La historia de tan rara planta arranca de 1.534 cuando el adelantado Pedro de Alvarado llegó a las costas de Manabí y se asustó al ver a los indios desnudos y cubiertos con «alas de murciélago», según creyó en un primer momento, después se dio cuenta que las alas eran finísimos sombreros y no tuvo empacho en ponerse uno y pavonearse entre los suyos, con uno tan suave que al tacto parecía como de seda.

I pasaron los años, llegó el siglo siguiente y en 1.630 don Francisco Delgado impuso en Manabí la moda indígena de los «sombreros alados», que hizo alargar en forma de cono para los hombres y de tocas para las mujeres, a la usanza de la reina Juana la Loca y todos querían usar por elegante y chic; pero, al poco tiempo el calor redujo los grandes sombreros femeninos formándose unas tocas pequeñas o «Toquillas», nombre que se impuso para la palma y su paja. El indígena Domingo Chóez pasaba por jefe de los tejedores.

Con toquillas iban las mujeres a misa los domingos, con toquillas se acostaban en las hamacas de los corredores y patios, con toquillas se asomaban a las ventanas, en fin de cuentas solo se las quitaban cuando nadie las veía, y a tanta aberración llegó el gusto por ellas que hubieran dejado de comer con tal de tener algunas en el ropero pues servían para toda ocasión.

Muchos quisieron aclimatar la palma en sus haciendas, pero ésta parecía más manabita que la sal prieta, puesto que solo crecía en dos o tres puntos aislados de la geografía del país, que en el resto se moría por poca o mucha humedad, por falta de sol, en fin, parece que es un cultivo muy delicado.

Los sombreros se tejían desde hace miles de años pues aparecen en los figurines antropomorfos prehistóricos de la zona manabita, sin embargo, desde que se tiene noticias documentadas, el centro del tejido estaba en la zona de Jipijapa, luego algunos tejedores se trasladaron a Montecristi, ciudad que gozaba de ciertas ventajas como un clima saludable y la cercanía del mar que facilitaba su exportación, al revés de Jipijapa donde el desierto se interponía para alcanzar los puertos.

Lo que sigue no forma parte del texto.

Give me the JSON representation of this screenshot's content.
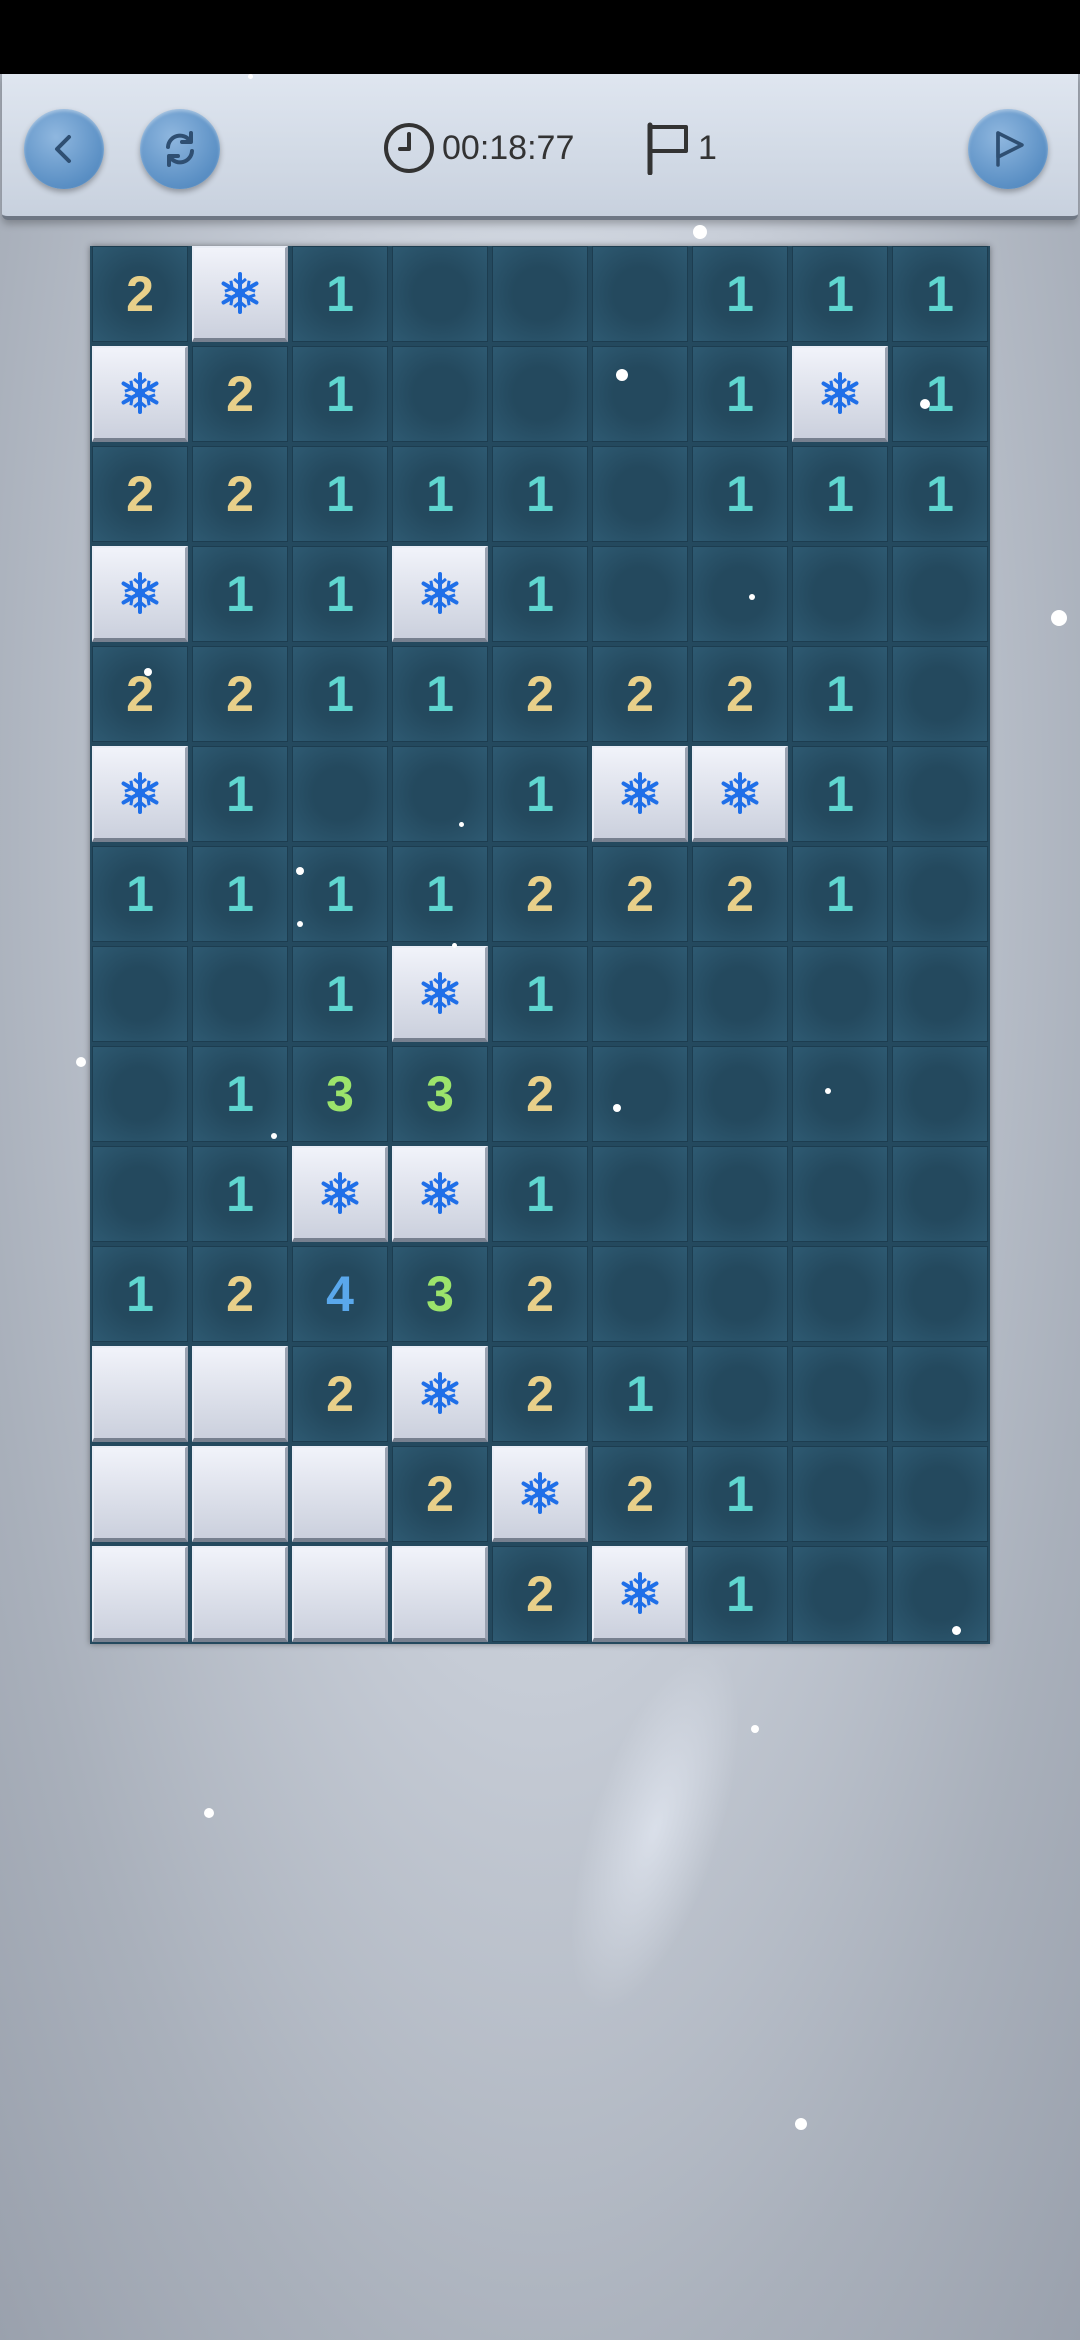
{
  "header": {
    "timer": "00:18:77",
    "flag_count": "1",
    "icons": {
      "back": "chevron-left-icon",
      "restart": "refresh-icon",
      "clock": "clock-icon",
      "flag": "flag-icon",
      "flag_mode": "flag-mode-icon"
    }
  },
  "board": {
    "rows": 14,
    "cols": 9,
    "legend": "F = flagged (snowflake), C = covered, E = empty opened, digit = adjacent count",
    "cells": [
      [
        "2",
        "F",
        "1",
        "E",
        "E",
        "E",
        "1",
        "1",
        "1"
      ],
      [
        "F",
        "2",
        "1",
        "E",
        "E",
        "E",
        "1",
        "F",
        "1"
      ],
      [
        "2",
        "2",
        "1",
        "1",
        "1",
        "E",
        "1",
        "1",
        "1"
      ],
      [
        "F",
        "1",
        "1",
        "F",
        "1",
        "E",
        "E",
        "E",
        "E"
      ],
      [
        "2",
        "2",
        "1",
        "1",
        "2",
        "2",
        "2",
        "1",
        "E"
      ],
      [
        "F",
        "1",
        "E",
        "E",
        "1",
        "F",
        "F",
        "1",
        "E"
      ],
      [
        "1",
        "1",
        "1",
        "1",
        "2",
        "2",
        "2",
        "1",
        "E"
      ],
      [
        "E",
        "E",
        "1",
        "F",
        "1",
        "E",
        "E",
        "E",
        "E"
      ],
      [
        "E",
        "1",
        "3",
        "3",
        "2",
        "E",
        "E",
        "E",
        "E"
      ],
      [
        "E",
        "1",
        "F",
        "F",
        "1",
        "E",
        "E",
        "E",
        "E"
      ],
      [
        "1",
        "2",
        "4",
        "3",
        "2",
        "E",
        "E",
        "E",
        "E"
      ],
      [
        "C",
        "C",
        "2",
        "F",
        "2",
        "1",
        "E",
        "E",
        "E"
      ],
      [
        "C",
        "C",
        "C",
        "2",
        "F",
        "2",
        "1",
        "E",
        "E"
      ],
      [
        "C",
        "C",
        "C",
        "C",
        "2",
        "F",
        "1",
        "E",
        "E"
      ]
    ]
  },
  "colors": {
    "board_bg": "#24495e",
    "num_1": "#5fd6cf",
    "num_2": "#e8d08a",
    "num_3": "#9be36b",
    "num_4": "#5aa8ec",
    "flake": "#1f6fe8"
  }
}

La paja toquilla cabe aclarar que se produce en Manabí, y fuera de ella solamente en las zonas de Jujan, Manglaralto y Gualaquiza, a donde la llevó amorosamente la benemérita civilizadora Sor Mercedes de Jesús Molina. La Palma es esbelta y grácil como pocas y sus hojas alargadas alcanzan hasta tres metros de largo, sosteniéndose en el peciolo central, color verde con tonalidades diversas. Una prima cercana de esta especie sirve de adorno en muchos jardines cuencanos, pero no proporciona paja para tejer, es tacaña, solo se deja mirar.

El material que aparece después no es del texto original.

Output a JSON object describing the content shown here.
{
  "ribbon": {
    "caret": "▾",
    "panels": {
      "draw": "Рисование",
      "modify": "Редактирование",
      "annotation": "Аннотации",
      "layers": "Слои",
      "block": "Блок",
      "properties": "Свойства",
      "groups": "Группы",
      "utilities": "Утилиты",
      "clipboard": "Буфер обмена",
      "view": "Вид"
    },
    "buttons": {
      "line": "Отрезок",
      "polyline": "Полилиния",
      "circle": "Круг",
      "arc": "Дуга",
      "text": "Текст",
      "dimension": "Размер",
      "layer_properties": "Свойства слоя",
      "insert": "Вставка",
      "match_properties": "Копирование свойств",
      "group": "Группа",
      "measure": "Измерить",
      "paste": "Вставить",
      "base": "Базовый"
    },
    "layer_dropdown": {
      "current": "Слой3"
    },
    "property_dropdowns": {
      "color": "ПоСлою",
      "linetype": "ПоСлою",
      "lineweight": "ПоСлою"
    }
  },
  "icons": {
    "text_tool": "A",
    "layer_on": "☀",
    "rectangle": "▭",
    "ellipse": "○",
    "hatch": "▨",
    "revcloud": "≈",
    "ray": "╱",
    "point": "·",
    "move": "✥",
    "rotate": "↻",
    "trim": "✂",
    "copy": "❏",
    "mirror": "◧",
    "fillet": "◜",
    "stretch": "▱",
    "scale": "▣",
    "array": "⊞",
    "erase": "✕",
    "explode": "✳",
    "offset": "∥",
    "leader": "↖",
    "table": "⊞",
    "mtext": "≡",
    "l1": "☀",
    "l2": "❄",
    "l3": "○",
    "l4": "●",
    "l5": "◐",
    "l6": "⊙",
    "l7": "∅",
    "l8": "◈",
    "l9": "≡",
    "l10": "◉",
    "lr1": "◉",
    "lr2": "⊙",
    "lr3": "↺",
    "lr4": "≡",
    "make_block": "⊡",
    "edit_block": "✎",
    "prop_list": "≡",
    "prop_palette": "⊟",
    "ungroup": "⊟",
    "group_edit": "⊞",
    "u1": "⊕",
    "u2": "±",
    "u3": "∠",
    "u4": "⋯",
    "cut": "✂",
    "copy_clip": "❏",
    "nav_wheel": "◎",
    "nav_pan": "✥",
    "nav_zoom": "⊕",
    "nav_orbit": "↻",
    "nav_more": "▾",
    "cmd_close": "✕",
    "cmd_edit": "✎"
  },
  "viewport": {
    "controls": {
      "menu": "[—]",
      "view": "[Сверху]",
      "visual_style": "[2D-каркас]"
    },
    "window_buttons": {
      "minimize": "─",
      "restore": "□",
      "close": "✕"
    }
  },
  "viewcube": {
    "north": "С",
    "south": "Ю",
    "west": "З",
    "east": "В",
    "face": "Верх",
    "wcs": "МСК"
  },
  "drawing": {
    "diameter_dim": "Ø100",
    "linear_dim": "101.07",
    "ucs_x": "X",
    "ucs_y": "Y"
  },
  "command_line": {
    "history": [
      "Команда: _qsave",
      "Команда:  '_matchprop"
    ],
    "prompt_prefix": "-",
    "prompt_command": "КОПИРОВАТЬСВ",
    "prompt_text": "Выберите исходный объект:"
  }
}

Durante la independencia cobró mayor importancia de la paja pues ambos ejércitos, el insurgente y el realista, se cubrían con sombreros. En 1.824 el héroe de nuestra independencia octubrina Damián Najar y Valenzuela, mejor conocido como Capitán Nájera, habiendo terminado la campaña militar del Perú venía de regreso a Guayaquil cuando al pasar por Moyobamba se aficionó de ese pueblo del norte peruano y allí sentó sus reales, trabajando en la agricultura y el comercio. Años después, tres amigos suyos que huían de la policía, le pidieron posada y no teniendo qué hacer durante el encierro, se pusieron a tejer sombreros, enseñando el oficio, a los hábiles moyobambinos y pronto numerosos tejedores iniciaron la industria de la paja toquilla en esa región y los pícaros pasaron a benefactores.

La memoria de Nájar también quedó relievada ante sus vecinos que le sacaron el siguiente verso // Damián de Damián renace / como el fénix en su nido. / Pues el Damián que ha venido, / siempre al punto nos complace, // y fue por muchos años, electo y reelecto corregidor de Moyobamba en paz y justicia con todos.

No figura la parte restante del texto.